Это был маленький флигелек для приезжих, но за последнее время никого что-то не было, и няня с лета еще осела там прочно, живя как бы своим малым домком. Давно уже осень, скоро зима, а она все еще там, благо есть грубка и дров для нее надо очень немного. Двухкомнатный маленький домик с коридорчиком посередине ютился на самом краю обрыва. Нынешней теплою осенью второй раз набухли почки сирени и глядели, царапаясь, в стекла окна. Тут было тепло, в то время как в барском доме так и махнули рукой на дымившие печи. На лежанке в углу, свернувшись в клубок, дремал завсегдатай: серый разъевшийся кот. Он чуть раздвигал узкие щелки, узнавал, что знакомый, и неспешно повертывался на другую сторону, снова замыкая глаза и загибаясь улиткой. Пушкин взбирался и сам на лежанку. Ветер потряхивал ставни, шуршал соломою кровли. Иногда выпивали оба по рюмочке: Арина Родионовна сама угощала милого гостя.
Они много болтали, но не стеснялись и помолчать. Впрочем, такие минуты не были часты: няня была очень словоохотлива и знала множество разных историй, порожденных народной фантазией и переходивших от поколения к поколению. Это были и волшебные сказки, и похождения разбойников, и похищения девиц.

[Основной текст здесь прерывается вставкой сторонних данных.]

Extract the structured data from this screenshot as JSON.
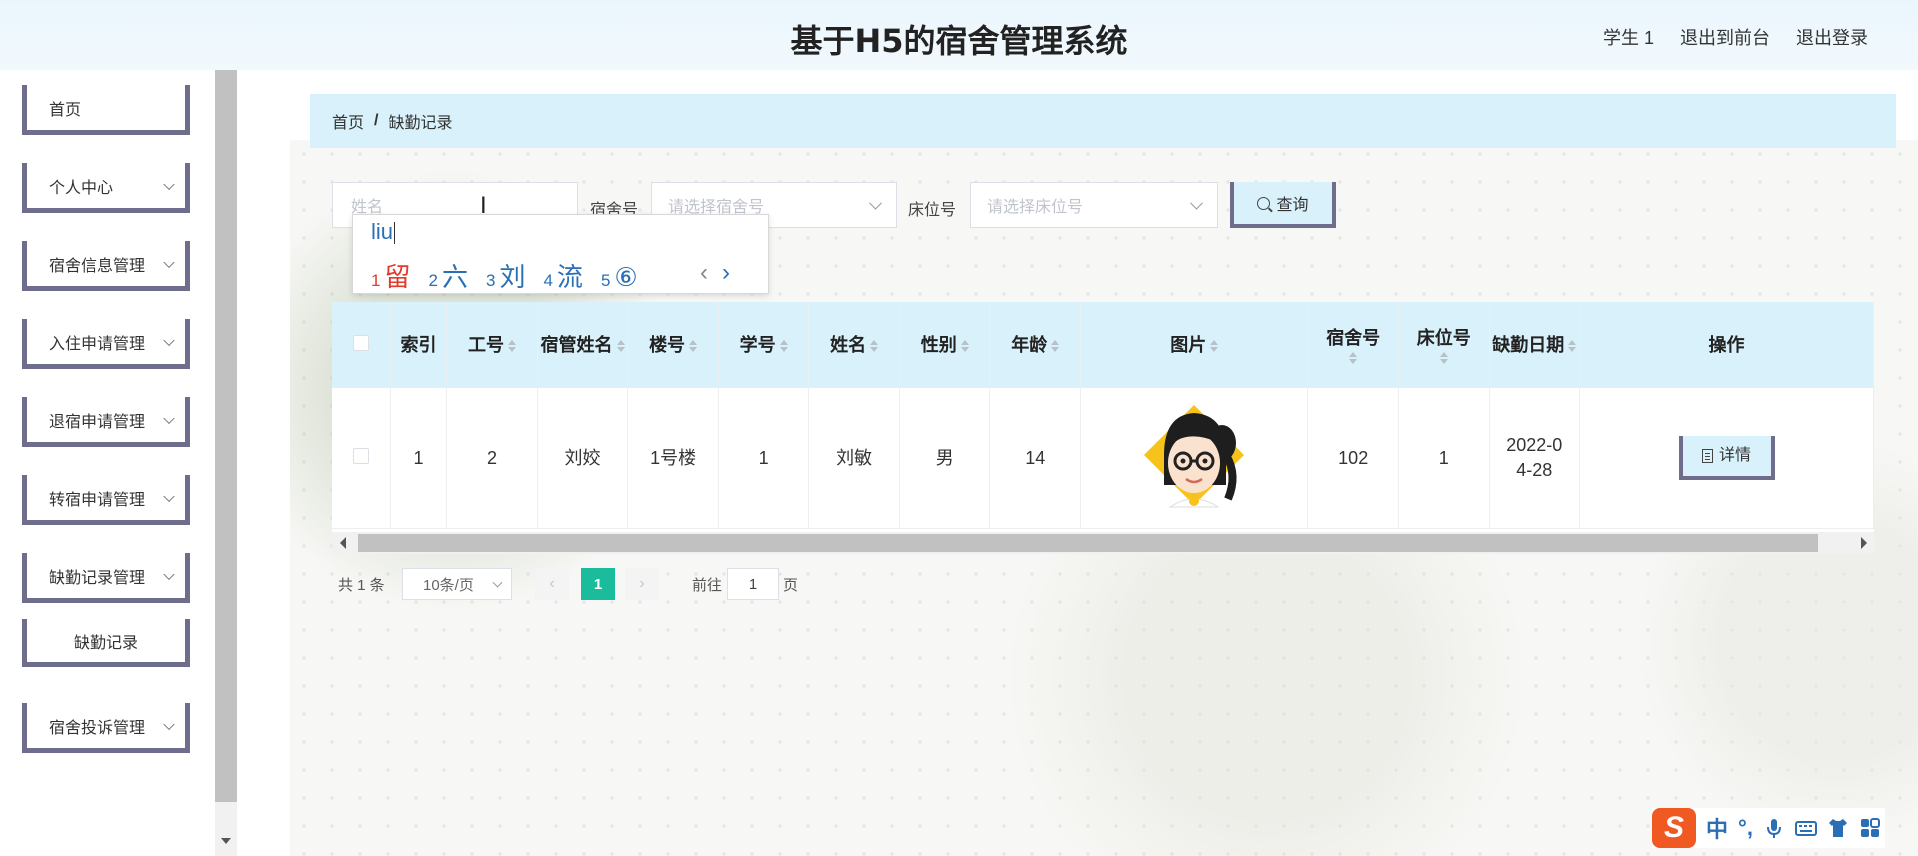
{
  "header": {
    "title": "基于H5的宿舍管理系统",
    "user": "学生 1",
    "back_to_front": "退出到前台",
    "logout": "退出登录"
  },
  "sidebar": {
    "items": [
      {
        "label": "首页",
        "expandable": false
      },
      {
        "label": "个人中心",
        "expandable": true
      },
      {
        "label": "宿舍信息管理",
        "expandable": true
      },
      {
        "label": "入住申请管理",
        "expandable": true
      },
      {
        "label": "退宿申请管理",
        "expandable": true
      },
      {
        "label": "转宿申请管理",
        "expandable": true
      },
      {
        "label": "缺勤记录管理",
        "expandable": true
      },
      {
        "label": "缺勤记录",
        "expandable": false
      },
      {
        "label": "宿舍投诉管理",
        "expandable": true
      }
    ]
  },
  "breadcrumb": {
    "home": "首页",
    "separator": "/",
    "current": "缺勤记录"
  },
  "search": {
    "name_placeholder": "姓名",
    "dorm_label": "宿舍号",
    "dorm_placeholder": "请选择宿舍号",
    "bed_label": "床位号",
    "bed_placeholder": "请选择床位号",
    "query_label": "查询"
  },
  "ime": {
    "input": "liu",
    "candidates": [
      {
        "n": "1",
        "text": "留"
      },
      {
        "n": "2",
        "text": "六"
      },
      {
        "n": "3",
        "text": "刘"
      },
      {
        "n": "4",
        "text": "流"
      },
      {
        "n": "5",
        "text": "⑥"
      }
    ],
    "prev": "‹",
    "next": "›"
  },
  "table": {
    "headers": {
      "index": "索引",
      "staff_no": "工号",
      "manager_name": "宿管姓名",
      "building": "楼号",
      "student_no": "学号",
      "name": "姓名",
      "gender": "性别",
      "age": "年龄",
      "photo": "图片",
      "dorm_no": "宿舍号",
      "bed_no": "床位号",
      "absence_date": "缺勤日期",
      "actions": "操作"
    },
    "rows": [
      {
        "index": "1",
        "staff_no": "2",
        "manager_name": "刘姣",
        "building": "1号楼",
        "student_no": "1",
        "name": "刘敏",
        "gender": "男",
        "age": "14",
        "dorm_no": "102",
        "bed_no": "1",
        "absence_date": "2022-04-28",
        "detail_label": "详情"
      }
    ]
  },
  "pagination": {
    "total": "共 1 条",
    "page_size": "10条/页",
    "current_page": "1",
    "goto_prefix": "前往",
    "goto_value": "1",
    "goto_suffix": "页"
  },
  "ime_toolbar": {
    "mode": "中",
    "punct": "°,"
  },
  "colors": {
    "accent_light_blue": "#d9f1fb",
    "button_border": "#6f6d8c",
    "active_page": "#1abc9c",
    "ime_logo": "#f05a22"
  }
}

Няня всегда за работой: вязала чулки, либо вязёнки, или чистила волну, или платала старую юбку; но когда сказка ее самое начинала то завораживать, то волновать, на работу она уже не глядела, и глаза ее устремлялись прямо перед собою: как бы действительно видела то, чего не бывает. И говорок ее был крепкий, природный:
- Тут Царевич наш думал да думал и на конец того говорит: "А ну его, мать его так! Повесить так повесить: не дюже-то голова моя дорога". А Марья Царевна и говорит: "Не печалься ты, говорит, Иван Царевич, скинь портки, повесь на шесток, а завтра возьми молоточек, да и ходи около церкви: где лишне - отрежь, а неровно где - приколоти…"
Пушкин смеялся, но Арина Родионовна продолжала хранить серьезный и сосредоточенный вид:
- И говорит Марья Царевна: "А ну, убежим!" И плюнула три слюнки на окно Ивана Царевича да три слюнки к себе - сели верхом и ускакали. Поутру послал царь к Ивану Царевичу: "Что ты, Иван Царевич, спишь ли ты али думу думаешь?" - "Думу думаю", - отвечают тут слюнки…

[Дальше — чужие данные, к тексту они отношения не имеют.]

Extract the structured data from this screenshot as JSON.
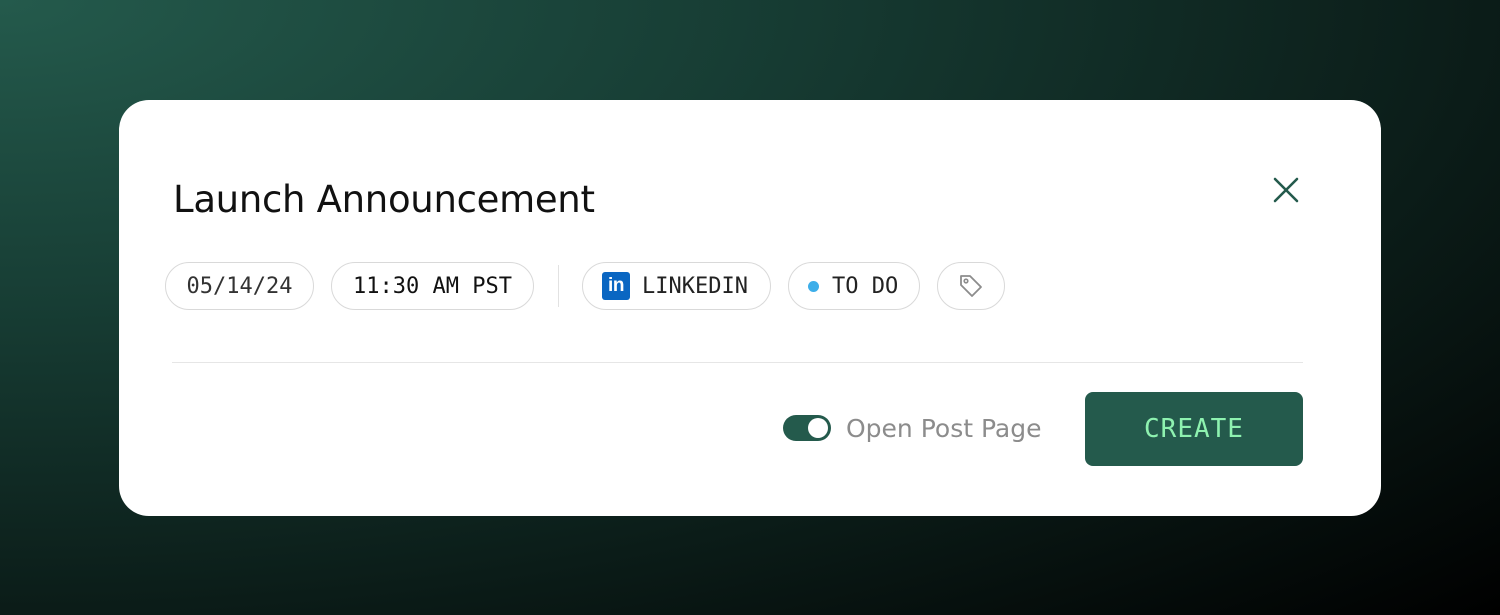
{
  "modal": {
    "title": "Launch Announcement",
    "close_icon": "close-icon"
  },
  "meta": {
    "date": "05/14/24",
    "time": "11:30 AM PST",
    "platform": {
      "icon": "linkedin-icon",
      "icon_text": "in",
      "label": "LINKEDIN",
      "brand_color": "#0a66c2"
    },
    "status": {
      "label": "TO DO",
      "dot_color": "#3daee9"
    },
    "tag_icon": "tag-icon"
  },
  "footer": {
    "toggle_label": "Open Post Page",
    "toggle_on": true,
    "create_label": "CREATE"
  },
  "colors": {
    "accent": "#245a4c",
    "button_text": "#8ef2b0"
  }
}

Но особенно Пушкину нравился рассказ о попе и Балде и вовсе был очарован поэтической сказкою о царе Салтане:
- И говорит корабельщикам мачеха: "Это что за чудо, а вот чудо: у моря у лукоморья стоит дуб, а на том на дубу цепи из золота, и по цепям ходит кот: вверх идет - сказки сказывает, вниз идет - песни поет…"
А кот настоящий давно уж наспался и намурлыкался, спрыгнул с лежанки и лениво играет клубком. И два раза уже прибегала девчонка из дому: "Ужинать, стол накрывают!", "Ужинать, стол уж накрыт!" Но няни нельзя не дослушать. И это не просто забава… "Слушаю сказки, - писал Александр брату Льву, - и вознаграждаю тем недостатки проклятого своего воспитания. Что за прелесть эти сказки! каждая есть поэма!"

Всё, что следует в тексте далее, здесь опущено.